Au cœur même du continent des démons, dans une forêt relativement centrale, un village subissait l'assaut d'une menace certaine.
« Changez ! »
« Ouais ! »
« Gryaaaah ! »
Un homme robuste en armure recula sur l'ordre. Un autre soldat s'engouffra immédiatement à sa place et réceptionna de son épée l'abattement hurlant de la créature difforme. Le coup était lourd ; le soldat plia involontairement les genoux.
Derrière l'être difforme, d'autres formaient une file. Leur nom : <Lézard-Homme> — des monstres de rang B connus pour garder les nids de dragons. Ils culminent à deux mètres cinquante, leur torse recouvert d'écailles porte des bras épais qui serrent des sabres courbes. Leur tête aまさciisément la forme d'un dragon, et de la bave s'écoule entre leurs dents acérées.
Les Lézard-Hommes attaquaient présentement un village. Mais grâce aux directives d'un aventurier de rang A présent sur place, une riposte rapide avait été mise en œuvre, les clouant là, incapables de percer jusqu'au village.
Cette riposte consistait à rétrécir l'entrée par de la magie de terre. Le village, comme celui visité par quelques jours plus tôt, était ceint de murailles. Les habitants devaient être compétents, car leur solidité ne laissait rien à désirer. La seule issue pour franchir l'enceinte était la porte principale face au village. Autrement dit, tenir ce point unique suffisait à protéger le lieu.
« Ne bouge plus, Rameru ! »
« Tch ! Arisé-san ! »
Toujours à genoux, mais maintenant l'assaut du Lézard-Homme, le jeune homme nommé Rameru reçut la voix de la femme armée d'une rapière qui arrivait derrière lui.
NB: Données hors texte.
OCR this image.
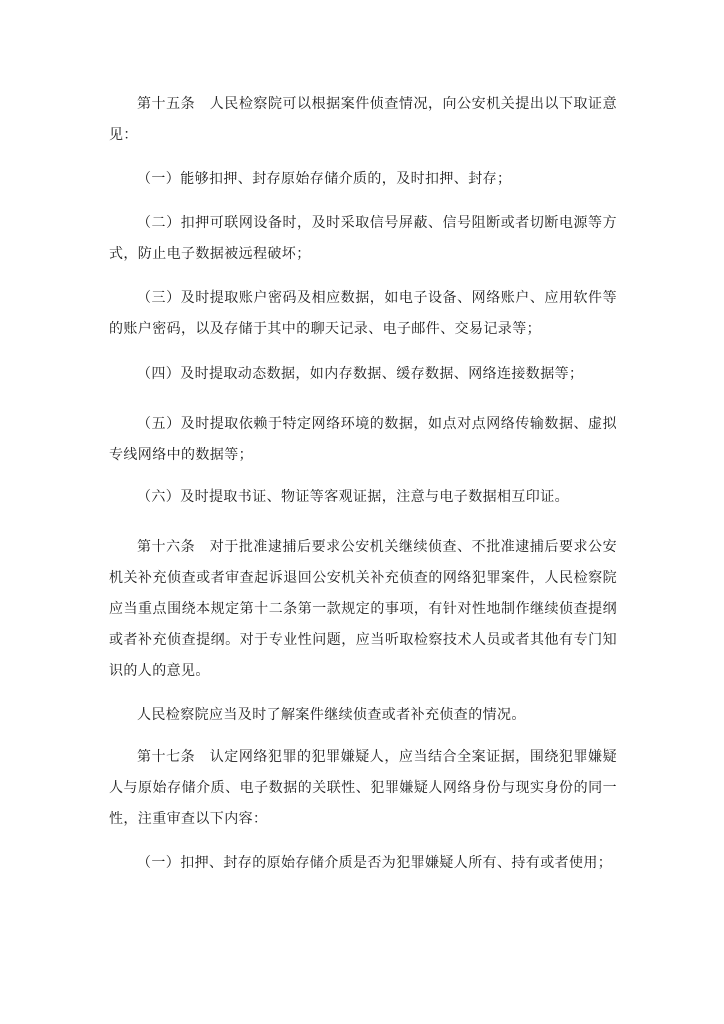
第十五条　人民检察院可以根据案件侦查情况，向公安机关提出以下取证意见：

（一）能够扣押、封存原始存储介质的，及时扣押、封存；

（二）扣押可联网设备时，及时采取信号屏蔽、信号阻断或者切断电源等方式，防止电子数据被远程破坏；

（三）及时提取账户密码及相应数据，如电子设备、网络账户、应用软件等的账户密码，以及存储于其中的聊天记录、电子邮件、交易记录等；

（四）及时提取动态数据，如内存数据、缓存数据、网络连接数据等；

（五）及时提取依赖于特定网络环境的数据，如点对点网络传输数据、虚拟专线网络中的数据等；

（六）及时提取书证、物证等客观证据，注意与电子数据相互印证。

第十六条　对于批准逮捕后要求公安机关继续侦查、不批准逮捕后要求公安机关补充侦查或者审查起诉退回公安机关补充侦查的网络犯罪案件，人民检察院应当重点围绕本规定第十二条第一款规定的事项，有针对性地制作继续侦查提纲或者补充侦查提纲。对于专业性问题，应当听取检察技术人员或者其他有专门知识的人的意见。

人民检察院应当及时了解案件继续侦查或者补充侦查的情况。

第十七条　认定网络犯罪的犯罪嫌疑人，应当结合全案证据，围绕犯罪嫌疑人与原始存储介质、电子数据的关联性、犯罪嫌疑人网络身份与现实身份的同一性，注重审查以下内容：

（一）扣押、封存的原始存储介质是否为犯罪嫌疑人所有、持有或者使用；
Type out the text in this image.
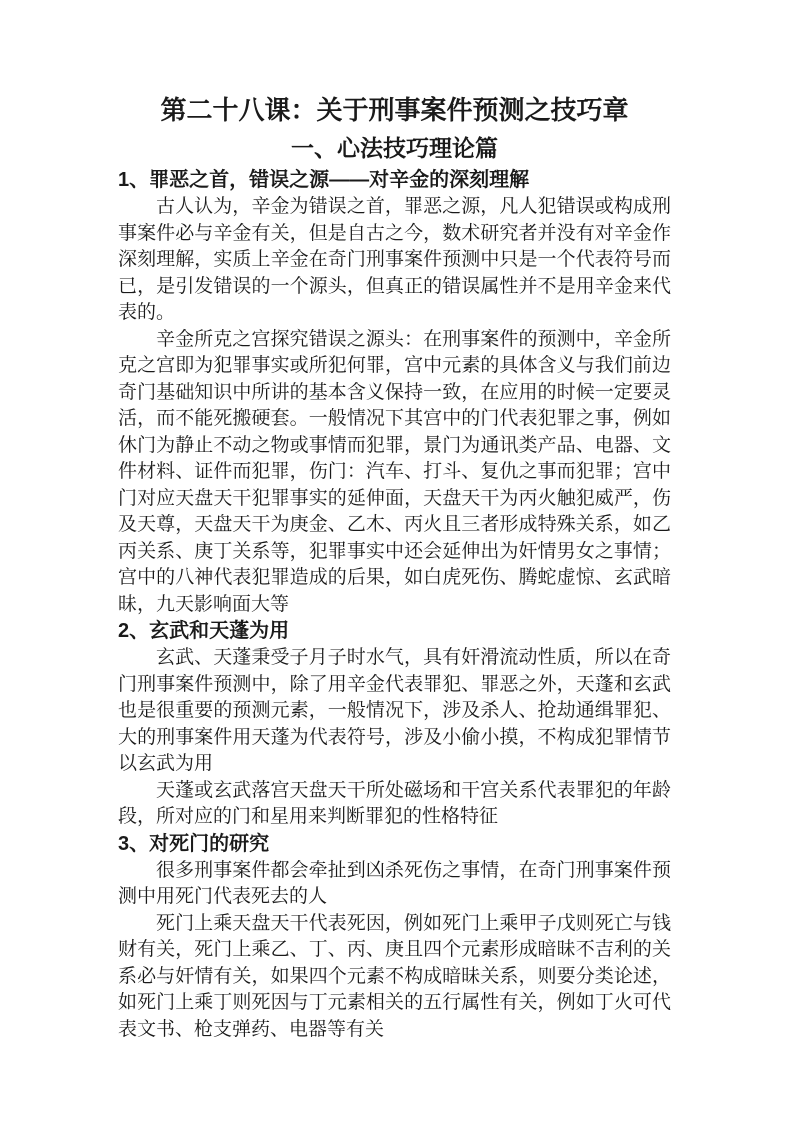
第二十八课：关于刑事案件预测之技巧章
一、心法技巧理论篇
1、罪恶之首，错误之源——对辛金的深刻理解

古人认为，辛金为错误之首，罪恶之源，凡人犯错误或构成刑事案件必与辛金有关，但是自古之今，数术研究者并没有对辛金作深刻理解，实质上辛金在奇门刑事案件预测中只是一个代表符号而已，是引发错误的一个源头，但真正的错误属性并不是用辛金来代表的。

辛金所克之宫探究错误之源头：在刑事案件的预测中，辛金所克之宫即为犯罪事实或所犯何罪，宫中元素的具体含义与我们前边奇门基础知识中所讲的基本含义保持一致，在应用的时候一定要灵活，而不能死搬硬套。一般情况下其宫中的门代表犯罪之事，例如休门为静止不动之物或事情而犯罪，景门为通讯类产品、电器、文件材料、证件而犯罪，伤门：汽车、打斗、复仇之事而犯罪；宫中门对应天盘天干犯罪事实的延伸面，天盘天干为丙火触犯威严，伤及天尊，天盘天干为庚金、乙木、丙火且三者形成特殊关系，如乙丙关系、庚丁关系等，犯罪事实中还会延伸出为奸情男女之事情；宫中的八神代表犯罪造成的后果，如白虎死伤、腾蛇虚惊、玄武暗昧，九天影响面大等

2、玄武和天蓬为用

玄武、天蓬秉受子月子时水气，具有奸滑流动性质，所以在奇门刑事案件预测中，除了用辛金代表罪犯、罪恶之外，天蓬和玄武也是很重要的预测元素，一般情况下，涉及杀人、抢劫通缉罪犯、大的刑事案件用天蓬为代表符号，涉及小偷小摸，不构成犯罪情节以玄武为用

天蓬或玄武落宫天盘天干所处磁场和干宫关系代表罪犯的年龄段，所对应的门和星用来判断罪犯的性格特征

3、对死门的研究

很多刑事案件都会牵扯到凶杀死伤之事情，在奇门刑事案件预测中用死门代表死去的人

死门上乘天盘天干代表死因，例如死门上乘甲子戊则死亡与钱财有关，死门上乘乙、丁、丙、庚且四个元素形成暗昧不吉利的关系必与奸情有关，如果四个元素不构成暗昧关系，则要分类论述，如死门上乘丁则死因与丁元素相关的五行属性有关，例如丁火可代表文书、枪支弹药、电器等有关
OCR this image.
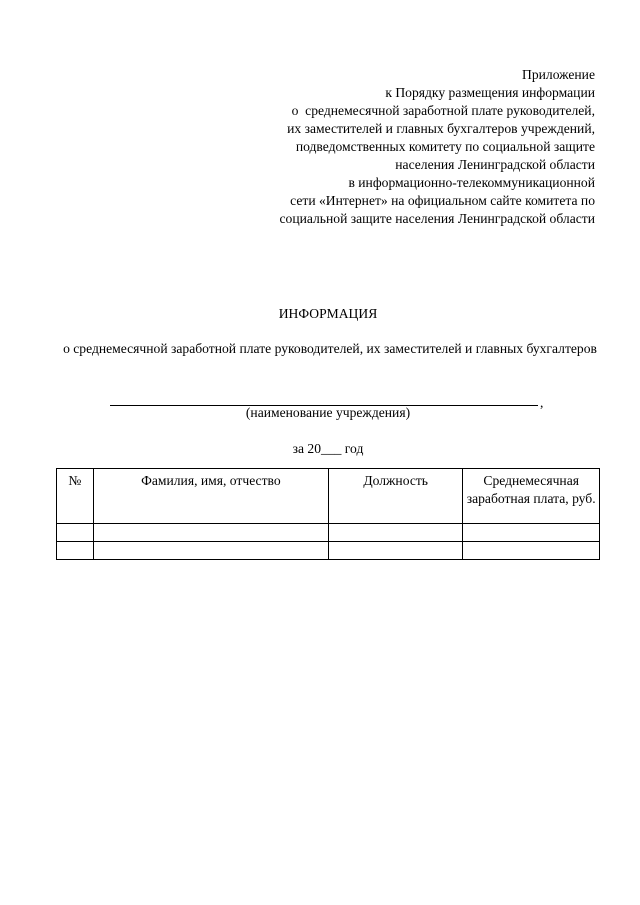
Приложение
к Порядку размещения информации
о  среднемесячной заработной плате руководителей,
их заместителей и главных бухгалтеров учреждений,
подведомственных комитету по социальной защите
населения Ленинградской области
в информационно-телекоммуникационной
сети «Интернет» на официальном сайте комитета по
социальной защите населения Ленинградской области
ИНФОРМАЦИЯ
о среднемесячной заработной плате руководителей, их заместителей и главных бухгалтеров
,
(наименование учреждения)
за 20___ год
№	Фамилия, имя, отчество	Должность	Среднемесячная заработная плата, руб.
Rameru figea ses mouvements comme ordonné, tandis qu'Arisé, celle qui tenait la rapière, commençait à élever son pouvoir magique pour entamer une incantation.
« Perce l'ennemi de ta flamme furieuse et courroucée !! <Lance de flammes> !! »
L'énorme lance de feu jaillie de sa main tendue passa au-dessus de la tête de Rameru, arracha la tête du Lézard-Homme et transperça d'un trait les congénères qui se tenaient derrière.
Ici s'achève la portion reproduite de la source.